Kirby: Home canning: Crime in a bottle

This is an archived article that was published on sltrib.com in 2009, and information in the article may be outdated. It is provided only for personal research purposes and may not be reprinted.

I once thought my maternal grandmother was a witch. In my 5-year-old mind, I still see her standing at the stove in her steaming kitchen, stirring an evil smelling mess in a large cauldron.

Periodically, Nana would lift a spoon from which dripped something red and stringy. It was easy to imagine that the pot contained a small child, perhaps a missing neighbor or even a previously unknown sibling of mine she had fattened in the basement.

Later, I understood Nana was just canning tomatoes, something she preserved every fall along with peaches, beans, squash, beets, pickles and anything else she could fit into a Mason jar.

NOTE: "Anything" is a bit of a stretch. From personal observation (and a couple of minor injuries), I can tell you that it's not a good idea to can live ammunition, firecrackers, candy bars, lighter fluid, modeling glue and spiders.

Home canning is a bit of a misnomer in that it doesn't really involve a can at all. Technically, it's "jarring," because that's what people use. Nana had 4 million Mason jars stored in her garage.

It looked like someone had parked a beat up Ford Falcon in a pathology lab. The walls were lined with shelves of bottles of various sizes containing everything imaginable, including stuff that still had feet and eyeballs.

Today, I understand that Nana was a product of the Great Depression. Food for her was something that had to be put up against that terrible day when dinner was either bottled okra or a slightly more delicious pair of galoshes.

My mom inherited the canning gene. Coupled with a truly scary imagination, she bottled everything from pumpkin butter, to fish, to nonfood items like spare car keys. She then gave most of it away. In my basement right now, is an entire cow in 651 individual quart jars.

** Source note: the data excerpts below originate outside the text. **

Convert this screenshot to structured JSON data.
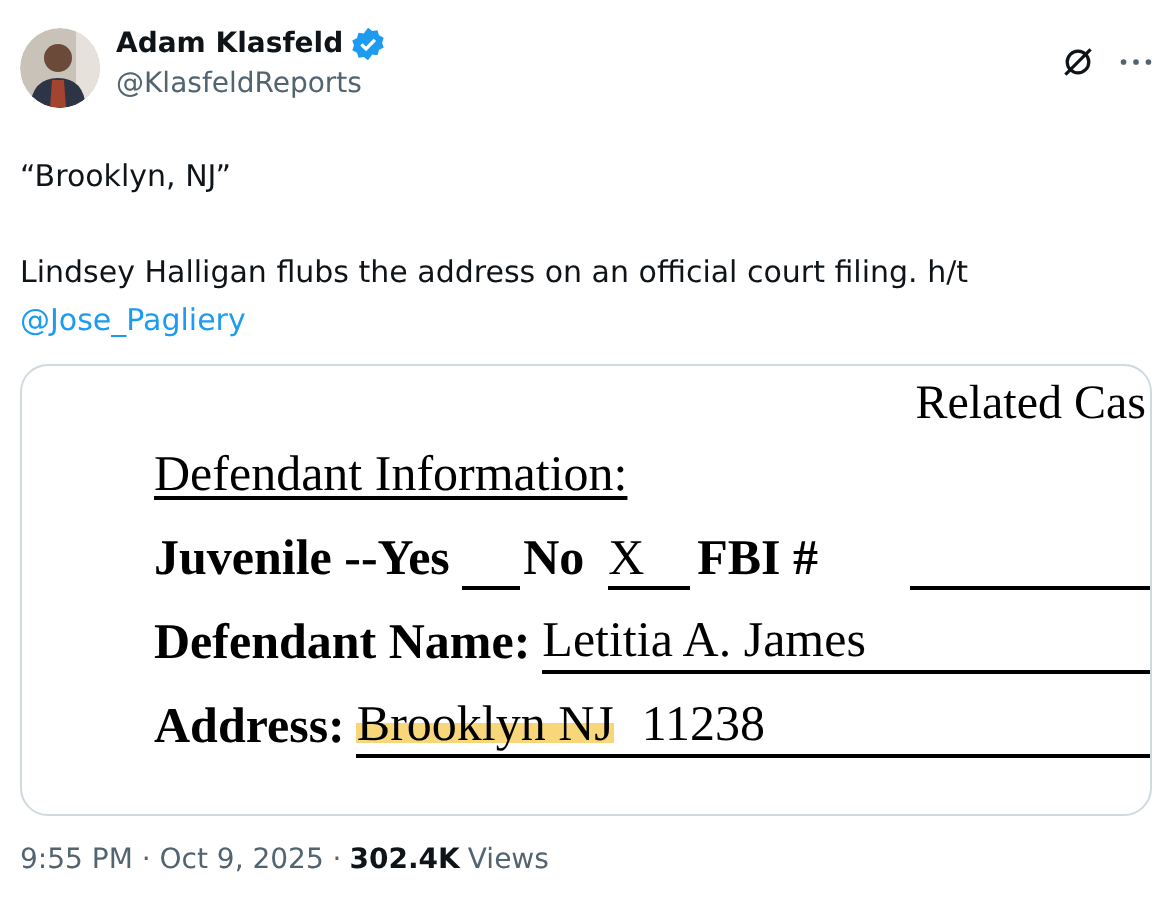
{
  "author": {
    "name": "Adam Klasfeld",
    "verified": true,
    "handle": "@KlasfeldReports"
  },
  "text": {
    "quote": "“Brooklyn, NJ”",
    "body": "Lindsey Halligan flubs the address on an official court filing. h/t",
    "mention": "@Jose_Pagliery"
  },
  "document": {
    "header": "Related Cas",
    "heading": "Defendant Information:",
    "rows": [
      {
        "kind": "checks",
        "parts": [
          {
            "kind": "label",
            "text": "Juvenile --Yes"
          },
          {
            "kind": "blank"
          },
          {
            "kind": "label",
            "text": "No"
          },
          {
            "kind": "filled",
            "text": "X"
          },
          {
            "kind": "label",
            "text": "FBI #"
          },
          {
            "kind": "line"
          }
        ]
      },
      {
        "kind": "field",
        "label": "Defendant Name:",
        "values": [
          {
            "text": "Letitia A. James",
            "highlighted": false
          }
        ]
      },
      {
        "kind": "field",
        "label": "Address:",
        "values": [
          {
            "text": "Brooklyn NJ",
            "highlighted": true
          },
          {
            "text": "11238",
            "highlighted": false
          }
        ]
      }
    ]
  },
  "footer": {
    "time": "9:55 PM · Oct 9, 2025 ·",
    "views_count": "302.4K",
    "views_label": "Views"
  }
}
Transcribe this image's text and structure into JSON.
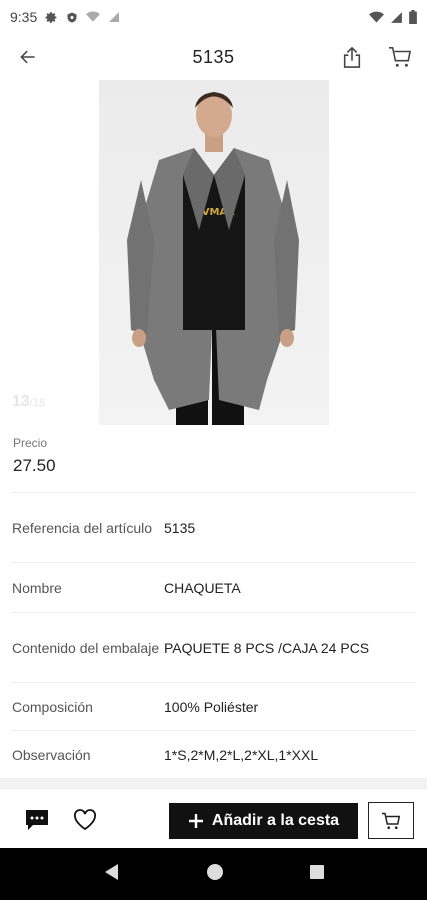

I thought I escaped canning when I got married, but one day my wife decided she wanted to bottle fruit. Peaches were all, she said. They were so expensive in the store.

We bought all the necessary items -- steamer, hose, bottles, pots, sugar and even the peaches. Not counting our time, the burn on my neck, and the bottle that exploded and ruined the kitchen curtains, our first batch of home-canned peaches cost $61.50 a quart.

But we stuck with it. Today we have all the canning laboratory equipment. We also have a garden and fruit trees that produce the things we bottle -- provided, of course, we spend the summer giving them the same care and attention normally afforded ICU patients.

Then, if everything works out, we reap the bounty of our labor. First, though, there's a hell of a lot more labor with the picking, lugging, washing, cutting, slicing, cooking and lugging downstairs into the basement.

Today, our cost for a pint of homegrown, handcrafted, and highly nutritious peach jam is right around $19. It's a bargain if I remember to keep my mouth shut.